Before you joined the Carhartt team, you were retired for a short time. And now you’re back hard at work. How did that happen?
A few years ago, after decades in the technology industry, I thought, “I'm done. Maybe I want to try something else.” My family and I moved to Ontario and bought a resort on a lake north of Toronto. I did renovation work on cabins, tearing them down and building them anew. After six months, I was bored. So, I joined the Government of Ontario and ultimately took my first CIO position for one of its ministries. After a stint at Grainger, I came on board at Carhartt in 2016. Carhartt is a fantastic brand with an enduring legacy supported by the fact that we have only had four CEOs in 129 years. I was impressed with the caliber and authenticity of the senior leadership team. The company had just gone through a couple of CIOs in recent years and while there was a lot that needed to be done, they had a fantastic team in place. That attracted me.
How is the work you’re doing helping to reinvent Carhartt for the 21st century economy?
When I got to Carhartt, I found that many of the business process areas had not been digitized. For example, our customer service team was still using spreadsheets to manually manage phone calls. It was a wake-up call. Budgets were tight, and we needed to create capacity to drive the digitization. We decided to move our internal staff to new projects and move the support to another company. IBM was selected and helped us make that transition in a three-month period without losing any head count. If you ask IBM, they would probably say it was certainly among the best transitions they ever experienced. With the additional capacity and the move to agile delivery, we are moving much faster now. We’re releasing new capabilities and features on the website every two weeks and we're now using technologies like Watson™ and other innovations to help drive competitive advantage.
To help us think about art of the possible, we run several Design Thinking sessions with IBM each year. For example, we’re developing a new business-to-business model; they’re helping us with a road map to build out our capability in that space and conducting daylong workshops to help us solidify our model. We are also tackling other subjects in the areas of data and supply chain. We pick the subjects, and they bring in their experts for the day, helping us think through it.

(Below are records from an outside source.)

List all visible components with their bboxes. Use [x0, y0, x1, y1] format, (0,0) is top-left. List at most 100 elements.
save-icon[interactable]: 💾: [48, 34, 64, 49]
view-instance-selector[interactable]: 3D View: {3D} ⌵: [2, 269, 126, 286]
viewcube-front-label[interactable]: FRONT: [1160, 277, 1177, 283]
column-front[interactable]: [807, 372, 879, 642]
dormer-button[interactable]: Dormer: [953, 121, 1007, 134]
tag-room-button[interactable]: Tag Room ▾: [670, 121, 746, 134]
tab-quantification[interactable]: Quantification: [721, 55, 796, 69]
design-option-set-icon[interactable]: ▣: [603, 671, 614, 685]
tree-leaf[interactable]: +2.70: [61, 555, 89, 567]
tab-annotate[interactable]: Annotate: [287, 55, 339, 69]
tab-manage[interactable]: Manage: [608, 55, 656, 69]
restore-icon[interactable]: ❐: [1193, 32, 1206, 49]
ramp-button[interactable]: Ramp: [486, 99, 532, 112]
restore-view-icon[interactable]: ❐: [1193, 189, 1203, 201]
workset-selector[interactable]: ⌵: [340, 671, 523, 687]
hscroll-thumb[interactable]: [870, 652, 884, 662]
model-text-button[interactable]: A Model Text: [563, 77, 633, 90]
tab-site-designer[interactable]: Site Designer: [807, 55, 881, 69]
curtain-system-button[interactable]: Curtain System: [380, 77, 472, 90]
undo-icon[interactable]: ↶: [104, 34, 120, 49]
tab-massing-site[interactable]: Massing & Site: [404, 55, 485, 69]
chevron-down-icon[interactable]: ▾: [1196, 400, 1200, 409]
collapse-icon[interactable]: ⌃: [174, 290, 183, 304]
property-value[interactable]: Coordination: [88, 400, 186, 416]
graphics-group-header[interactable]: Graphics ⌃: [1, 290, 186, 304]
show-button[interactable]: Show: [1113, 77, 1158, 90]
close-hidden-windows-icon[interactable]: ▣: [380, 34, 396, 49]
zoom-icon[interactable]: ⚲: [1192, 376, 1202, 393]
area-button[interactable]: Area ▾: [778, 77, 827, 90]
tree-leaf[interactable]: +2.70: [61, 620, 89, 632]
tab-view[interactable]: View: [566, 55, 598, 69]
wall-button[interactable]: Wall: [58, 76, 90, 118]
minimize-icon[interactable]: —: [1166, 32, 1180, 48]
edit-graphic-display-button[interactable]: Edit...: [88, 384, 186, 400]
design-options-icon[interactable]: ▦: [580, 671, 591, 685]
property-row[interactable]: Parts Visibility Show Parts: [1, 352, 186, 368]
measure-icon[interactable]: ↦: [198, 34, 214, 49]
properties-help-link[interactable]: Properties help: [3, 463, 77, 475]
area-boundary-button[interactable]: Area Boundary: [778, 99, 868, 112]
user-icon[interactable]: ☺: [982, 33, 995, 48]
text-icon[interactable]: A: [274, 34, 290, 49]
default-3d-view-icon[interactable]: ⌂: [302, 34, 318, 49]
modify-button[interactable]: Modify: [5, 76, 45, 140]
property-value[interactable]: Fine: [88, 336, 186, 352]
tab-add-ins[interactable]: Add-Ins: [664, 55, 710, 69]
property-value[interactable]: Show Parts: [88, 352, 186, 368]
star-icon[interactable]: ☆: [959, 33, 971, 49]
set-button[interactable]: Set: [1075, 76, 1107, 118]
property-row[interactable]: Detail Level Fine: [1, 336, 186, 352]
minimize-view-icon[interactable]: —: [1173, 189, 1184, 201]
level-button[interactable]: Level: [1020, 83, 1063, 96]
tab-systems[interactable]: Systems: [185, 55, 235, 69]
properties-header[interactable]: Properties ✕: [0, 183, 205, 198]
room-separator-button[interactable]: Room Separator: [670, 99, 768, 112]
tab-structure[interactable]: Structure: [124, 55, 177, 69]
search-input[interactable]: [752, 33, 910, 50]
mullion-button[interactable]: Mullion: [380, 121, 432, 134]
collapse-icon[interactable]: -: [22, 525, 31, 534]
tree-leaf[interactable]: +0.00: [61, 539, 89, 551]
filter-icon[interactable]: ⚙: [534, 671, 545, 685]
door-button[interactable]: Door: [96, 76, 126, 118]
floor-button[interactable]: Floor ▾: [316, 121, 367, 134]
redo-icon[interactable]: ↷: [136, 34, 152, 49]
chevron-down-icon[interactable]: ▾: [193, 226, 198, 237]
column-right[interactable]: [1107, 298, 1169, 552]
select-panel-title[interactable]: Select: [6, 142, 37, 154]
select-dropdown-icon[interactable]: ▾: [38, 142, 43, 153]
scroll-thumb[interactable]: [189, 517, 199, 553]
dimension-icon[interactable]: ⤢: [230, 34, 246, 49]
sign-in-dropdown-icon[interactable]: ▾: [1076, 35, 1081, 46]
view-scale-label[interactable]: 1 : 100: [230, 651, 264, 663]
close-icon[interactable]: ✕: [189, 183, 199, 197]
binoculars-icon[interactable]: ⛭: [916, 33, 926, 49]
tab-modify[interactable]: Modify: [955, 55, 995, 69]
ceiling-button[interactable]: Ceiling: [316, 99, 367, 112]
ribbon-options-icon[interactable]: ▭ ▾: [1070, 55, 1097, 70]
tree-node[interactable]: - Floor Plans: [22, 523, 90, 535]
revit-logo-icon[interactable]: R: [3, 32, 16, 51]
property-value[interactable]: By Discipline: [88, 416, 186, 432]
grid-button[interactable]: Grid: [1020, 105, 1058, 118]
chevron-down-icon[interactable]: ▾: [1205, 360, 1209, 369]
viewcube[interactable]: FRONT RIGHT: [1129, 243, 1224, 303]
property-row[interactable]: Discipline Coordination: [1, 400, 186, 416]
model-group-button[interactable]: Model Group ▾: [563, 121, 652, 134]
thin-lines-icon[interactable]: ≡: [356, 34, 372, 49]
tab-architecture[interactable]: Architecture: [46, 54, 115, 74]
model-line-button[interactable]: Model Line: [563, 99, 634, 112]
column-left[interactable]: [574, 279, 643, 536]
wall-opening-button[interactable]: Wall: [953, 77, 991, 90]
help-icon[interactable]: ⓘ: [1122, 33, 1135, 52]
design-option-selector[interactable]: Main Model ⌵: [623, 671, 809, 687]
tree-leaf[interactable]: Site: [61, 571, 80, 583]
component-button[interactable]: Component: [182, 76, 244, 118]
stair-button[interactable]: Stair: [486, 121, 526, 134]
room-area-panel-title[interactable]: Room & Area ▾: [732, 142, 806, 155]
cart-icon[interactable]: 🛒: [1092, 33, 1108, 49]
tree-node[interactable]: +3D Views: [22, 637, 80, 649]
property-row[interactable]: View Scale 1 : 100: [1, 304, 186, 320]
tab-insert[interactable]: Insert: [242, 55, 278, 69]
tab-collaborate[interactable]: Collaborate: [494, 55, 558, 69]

Carhartt is a midsize company. I think a lot of CIOs for companies our size think, “I can't work with the big guys. They're too expensive.” But I don't think they realize the intellectual capacity they’re missing out on. When I engage with IBM, they bring a ton of leadership from across a variety of industries. I'm not paying extra for that. That's part of the relationship, and I think it’s important for CIOs to make sure they're not just in a transactional relationship with key suppliers — that they're really treating them as partners.
There’s a lot of talk about luxury brands using technology to improve customers’ online shopping experience. Is Carhartt doing the same with things like AR and virtual reality?
Two years ago, we created a Shark Tank-style program among our associates to foster innovation and to go after big topics like AI and virtual reality. There are some big things coming out of it. We’re trying to use VR and augmented reality to allow customers to create 3-D avatars tailored to their exact body size. Then, these models can try on clothes in virtual settings, allowing customers to see how they really fit before ordering. Online returns are a big expense for most retailers, so if we can find ways to ensure better fits, it can reduce costs dramatically. Also, we can get people to try clothes they maybe wouldn't have tried otherwise. At every step of the way, IBM is our lead partner — working with them has been fantastic.